Those are some very large saws for climbing saw's but if I were a climber thats probally what I would use also  

Later Rob.....


----------



## Ryan Willock (Oct 22, 2002)

Rob, what do you climb with???and please don't tell me that 029 of yours


----------



## StIhL MaGnUm (Oct 22, 2002)

I know alot of people don't like them but I climb with my 009 Stihl when I do the climbing,and occasionally the 44 mag..Maybe I'll try my 385 someday..


----------



## John Paul Sanborn (Oct 22, 2002)

For an occational climbing saw the 009 is very good. Cant see it for regular production, but why pay $450 if you use it a few times a month.


----------



## StIhL MaGnUm (Oct 23, 2002)

I bought my 009 about 7-8 years ago I don't think I paid 450 for it back then though..It's a good saw for what I use it for ..


Later Rob...


----------



## palmer4670 (Oct 26, 2002)

Taking down a big Red Oak one day, a retired logger had been watching the whole thing. Got to dropping the spar, pulled the 064 w/36" bar out of the truck. He liked to have had a stroke on the spot. Said that nobody in their right mind would lug one of those around allday. All they ever used was 044 w/25" bars. He is probably right, I don't like to have to walk to far with just a 064 couldn't imagine lugging around a 088 through the woods.

palmer


----------



## StIhL MaGnUm (Oct 27, 2002)

palmer,

The 064av in my eyes is a excellent saw for felling etc..I have had mine for close to 10 yrs now and have rebuilt it twice it runs a 32" bar it has been a very good saw for me.How do you like your's??

Later Rob..


----------



## palmer4670 (Oct 27, 2002)

Stihl Magnum, I love the 064, we sometimes put a 25" bar on it and cut circles around our 039. It is a good saw, just dread starting it when it is cold.

Palmer


----------



## TheMDTreeman (Nov 15, 2002)

*big saws*

where I work we get some big maples and oaks, we use a Poulan 655 with a 36 inch bar, and and Stihl 088 with a 48 inch bar, the Stihl is far more superior but lug that thing for one day and you need a vacation. palmer, I have run the 039, I think anything will run circles around it, not one of Stihl's better saws (IMO)


----------



## Ryan Willock (Nov 15, 2002)

i really like my 046 w/20'' for most felling and my 066G w/28-36'' bar and full comp.


----------



## spreaderman (Nov 15, 2002)

*big enough*

I considered a 084 or 088 earlier in the year, but after studying this site enough and a few e-mails to experts, considering cost, weight, horsepower and matching them to my finances, weight, and cutting needs I found the 066 would fill my needs very well and it has......I wouldn't consider anything heavier or more expensive .....keep a sharp chain on it and it will cut all you need to cut


----------



## M.D. Vaden (Nov 16, 2002)

*BIG CHAINSAWS*

A few months back, I bought my first truly sizeable saw.

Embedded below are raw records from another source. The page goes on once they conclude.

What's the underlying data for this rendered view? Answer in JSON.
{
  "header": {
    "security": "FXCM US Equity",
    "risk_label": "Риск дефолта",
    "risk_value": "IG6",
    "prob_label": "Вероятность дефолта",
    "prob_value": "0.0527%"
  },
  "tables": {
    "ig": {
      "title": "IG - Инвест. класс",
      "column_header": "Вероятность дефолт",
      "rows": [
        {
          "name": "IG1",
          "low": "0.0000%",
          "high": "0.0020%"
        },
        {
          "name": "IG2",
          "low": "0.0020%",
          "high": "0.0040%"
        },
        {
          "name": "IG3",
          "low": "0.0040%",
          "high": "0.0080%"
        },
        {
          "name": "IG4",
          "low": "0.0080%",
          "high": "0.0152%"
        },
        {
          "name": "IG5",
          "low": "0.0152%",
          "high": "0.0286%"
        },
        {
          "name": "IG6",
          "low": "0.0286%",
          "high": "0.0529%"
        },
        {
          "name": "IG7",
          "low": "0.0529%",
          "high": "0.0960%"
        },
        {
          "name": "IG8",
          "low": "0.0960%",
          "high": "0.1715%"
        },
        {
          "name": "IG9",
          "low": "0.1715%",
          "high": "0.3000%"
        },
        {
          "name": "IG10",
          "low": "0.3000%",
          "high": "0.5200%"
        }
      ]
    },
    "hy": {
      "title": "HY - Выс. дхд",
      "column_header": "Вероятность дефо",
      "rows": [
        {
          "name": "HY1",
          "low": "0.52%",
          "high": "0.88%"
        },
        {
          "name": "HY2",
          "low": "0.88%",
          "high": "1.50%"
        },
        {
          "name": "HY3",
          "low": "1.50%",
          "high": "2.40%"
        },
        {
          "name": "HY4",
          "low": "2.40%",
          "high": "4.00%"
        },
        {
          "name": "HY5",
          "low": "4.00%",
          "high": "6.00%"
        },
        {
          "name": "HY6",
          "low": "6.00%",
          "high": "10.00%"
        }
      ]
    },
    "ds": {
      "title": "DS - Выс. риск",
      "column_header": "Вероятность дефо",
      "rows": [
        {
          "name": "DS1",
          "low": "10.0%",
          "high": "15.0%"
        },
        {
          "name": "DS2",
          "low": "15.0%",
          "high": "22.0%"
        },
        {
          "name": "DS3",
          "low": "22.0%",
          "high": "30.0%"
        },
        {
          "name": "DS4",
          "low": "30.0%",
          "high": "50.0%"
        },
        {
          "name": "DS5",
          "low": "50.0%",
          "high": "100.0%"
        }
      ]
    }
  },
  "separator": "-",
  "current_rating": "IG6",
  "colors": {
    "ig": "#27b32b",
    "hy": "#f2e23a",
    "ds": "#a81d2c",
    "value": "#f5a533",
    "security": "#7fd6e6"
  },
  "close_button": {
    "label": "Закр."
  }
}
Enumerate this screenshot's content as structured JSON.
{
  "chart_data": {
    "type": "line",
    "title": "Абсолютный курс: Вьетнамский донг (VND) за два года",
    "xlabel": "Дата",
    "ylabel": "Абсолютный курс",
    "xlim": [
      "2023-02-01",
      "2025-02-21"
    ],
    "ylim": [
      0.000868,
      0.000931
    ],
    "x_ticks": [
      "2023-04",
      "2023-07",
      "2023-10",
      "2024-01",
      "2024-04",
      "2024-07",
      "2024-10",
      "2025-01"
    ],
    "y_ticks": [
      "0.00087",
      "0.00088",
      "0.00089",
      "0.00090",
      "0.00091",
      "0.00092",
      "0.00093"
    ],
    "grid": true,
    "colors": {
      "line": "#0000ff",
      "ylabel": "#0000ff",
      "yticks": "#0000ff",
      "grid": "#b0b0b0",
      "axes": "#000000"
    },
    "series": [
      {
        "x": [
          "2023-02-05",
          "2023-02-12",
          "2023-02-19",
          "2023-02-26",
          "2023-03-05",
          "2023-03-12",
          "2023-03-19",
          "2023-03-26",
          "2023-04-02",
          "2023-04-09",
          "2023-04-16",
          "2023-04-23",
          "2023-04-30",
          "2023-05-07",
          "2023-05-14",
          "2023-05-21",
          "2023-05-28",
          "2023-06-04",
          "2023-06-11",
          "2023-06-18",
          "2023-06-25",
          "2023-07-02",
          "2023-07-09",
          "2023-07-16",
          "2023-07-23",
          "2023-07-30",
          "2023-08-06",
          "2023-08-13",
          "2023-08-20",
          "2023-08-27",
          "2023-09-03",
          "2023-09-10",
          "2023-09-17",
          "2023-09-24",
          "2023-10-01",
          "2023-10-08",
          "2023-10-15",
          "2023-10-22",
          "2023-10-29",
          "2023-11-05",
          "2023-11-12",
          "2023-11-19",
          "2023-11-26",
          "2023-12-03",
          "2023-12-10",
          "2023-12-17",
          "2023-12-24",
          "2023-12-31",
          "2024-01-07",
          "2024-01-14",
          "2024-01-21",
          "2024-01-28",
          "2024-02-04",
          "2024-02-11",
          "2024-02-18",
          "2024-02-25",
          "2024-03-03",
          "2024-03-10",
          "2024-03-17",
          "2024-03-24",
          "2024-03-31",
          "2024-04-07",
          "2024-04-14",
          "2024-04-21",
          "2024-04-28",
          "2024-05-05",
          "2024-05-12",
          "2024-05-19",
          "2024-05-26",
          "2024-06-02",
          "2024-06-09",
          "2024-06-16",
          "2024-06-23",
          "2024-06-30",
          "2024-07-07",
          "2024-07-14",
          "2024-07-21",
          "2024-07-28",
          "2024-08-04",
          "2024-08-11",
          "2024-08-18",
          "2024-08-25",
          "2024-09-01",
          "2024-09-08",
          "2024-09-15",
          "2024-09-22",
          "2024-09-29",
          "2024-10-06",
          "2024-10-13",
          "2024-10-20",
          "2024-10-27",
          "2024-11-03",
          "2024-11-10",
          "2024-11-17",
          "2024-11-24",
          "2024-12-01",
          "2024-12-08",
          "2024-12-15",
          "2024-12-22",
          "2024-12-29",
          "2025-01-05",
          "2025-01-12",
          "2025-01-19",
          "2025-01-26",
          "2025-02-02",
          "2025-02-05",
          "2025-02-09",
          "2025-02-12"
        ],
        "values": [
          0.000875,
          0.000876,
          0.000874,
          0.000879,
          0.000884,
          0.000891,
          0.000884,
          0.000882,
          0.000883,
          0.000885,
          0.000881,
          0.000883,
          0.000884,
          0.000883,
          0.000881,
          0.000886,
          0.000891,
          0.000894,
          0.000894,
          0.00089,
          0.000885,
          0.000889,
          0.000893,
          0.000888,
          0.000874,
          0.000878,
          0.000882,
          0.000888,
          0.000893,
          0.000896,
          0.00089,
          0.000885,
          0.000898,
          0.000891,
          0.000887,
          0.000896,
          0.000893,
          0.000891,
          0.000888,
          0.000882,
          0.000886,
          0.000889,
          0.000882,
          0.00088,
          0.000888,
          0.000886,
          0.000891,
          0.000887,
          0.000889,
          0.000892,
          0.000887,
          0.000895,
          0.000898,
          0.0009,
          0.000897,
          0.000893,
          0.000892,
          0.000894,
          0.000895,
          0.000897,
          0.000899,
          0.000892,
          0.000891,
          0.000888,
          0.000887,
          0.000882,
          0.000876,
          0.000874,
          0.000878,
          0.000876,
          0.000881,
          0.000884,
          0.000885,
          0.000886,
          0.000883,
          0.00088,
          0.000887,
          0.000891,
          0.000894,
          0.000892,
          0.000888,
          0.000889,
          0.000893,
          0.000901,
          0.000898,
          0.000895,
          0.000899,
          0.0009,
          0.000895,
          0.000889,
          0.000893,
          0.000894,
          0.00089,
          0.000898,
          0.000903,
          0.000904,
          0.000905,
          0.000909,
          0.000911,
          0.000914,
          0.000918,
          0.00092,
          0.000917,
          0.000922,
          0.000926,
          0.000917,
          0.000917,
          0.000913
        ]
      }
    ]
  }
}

Until then, the largest was a Stihl MS390.

This latest is the Husqvarna 385XP.

Last tree to use it on was a 40" diameter Red Maple .

The 385XP was very comfortable, and cut well.

One week after I bought it, I was really nagged in my mind over whether I should have dished out $150 to $300 more for one of the 2 larger models.

But another experienced arborist that assists me said the 385XP was plenty of saw. And he has one model up.

In Portland, Oregon, trees that exceed 40" are usually softer wood like Douglas Fir, Cedar, Sequoia.

If I do go larger, it will be the biggest - why not? For me it will only be to dissect. And a 5 to 7 pound weight difference is not bad for a periodic use saw.

Since I still can handle moving a bag of concrete, or manipulating 200 lb rocks on the ground, I may as well cut with a grin for a few more years.

Mario Vaden
Landscape Designer / Arborist
M. D. Vaden - Trees & Landscapes
Beaverton, Oregon


----------



## Ryan Willock (Nov 16, 2002)

yes, even the 046 is plenty of saw for down south..... but on the other hand the 066 and 088 are even more fun to blast through hardwoods with :jester:


----------



## John Paul Sanborn (Nov 16, 2002)

Not all day long though. I'll leave the 088 for capping off stumps.


----------



## Stumper (Nov 16, 2002)

After a few bouts with 'tennis elbow' my mid size saws get used a lot more. I still use a big saw for big cuts but a 3.0-3.5 cid class saw is a lot less painful for limbing and cutting all the sub 18" diameter stuff. A 3.5 cid saw with 20" bar is all the saw I want to take into a tree.


----------



## StIhL MaGnUm (Nov 17, 2002)

M.D. ,

I too have a 385XP and personally I love this saw it has enough power to pull a 32" bar and chain through some of the 30"+ Oaks,Maples,Cedar etc. without and difficulty what so ever,I also have recently bought a 3120XPG from a friend and I also like this saw for the big stuff but this thing weighs a ton and I really don't like lugging it around with me all day so therefore I find myself doing almost all my work with the 385XP....



I agree with J.P.S on this one..


Later Rob...


----------



## logcutter429 (Nov 19, 2002)

Been packing my 460Stihl all summer now that its cool and we moved to agood tract of timber, 30"+ pine so i drug out my 66 s,like a difference between daylight and dark compared to my 460s love em when its cool and in the right stuff.


----------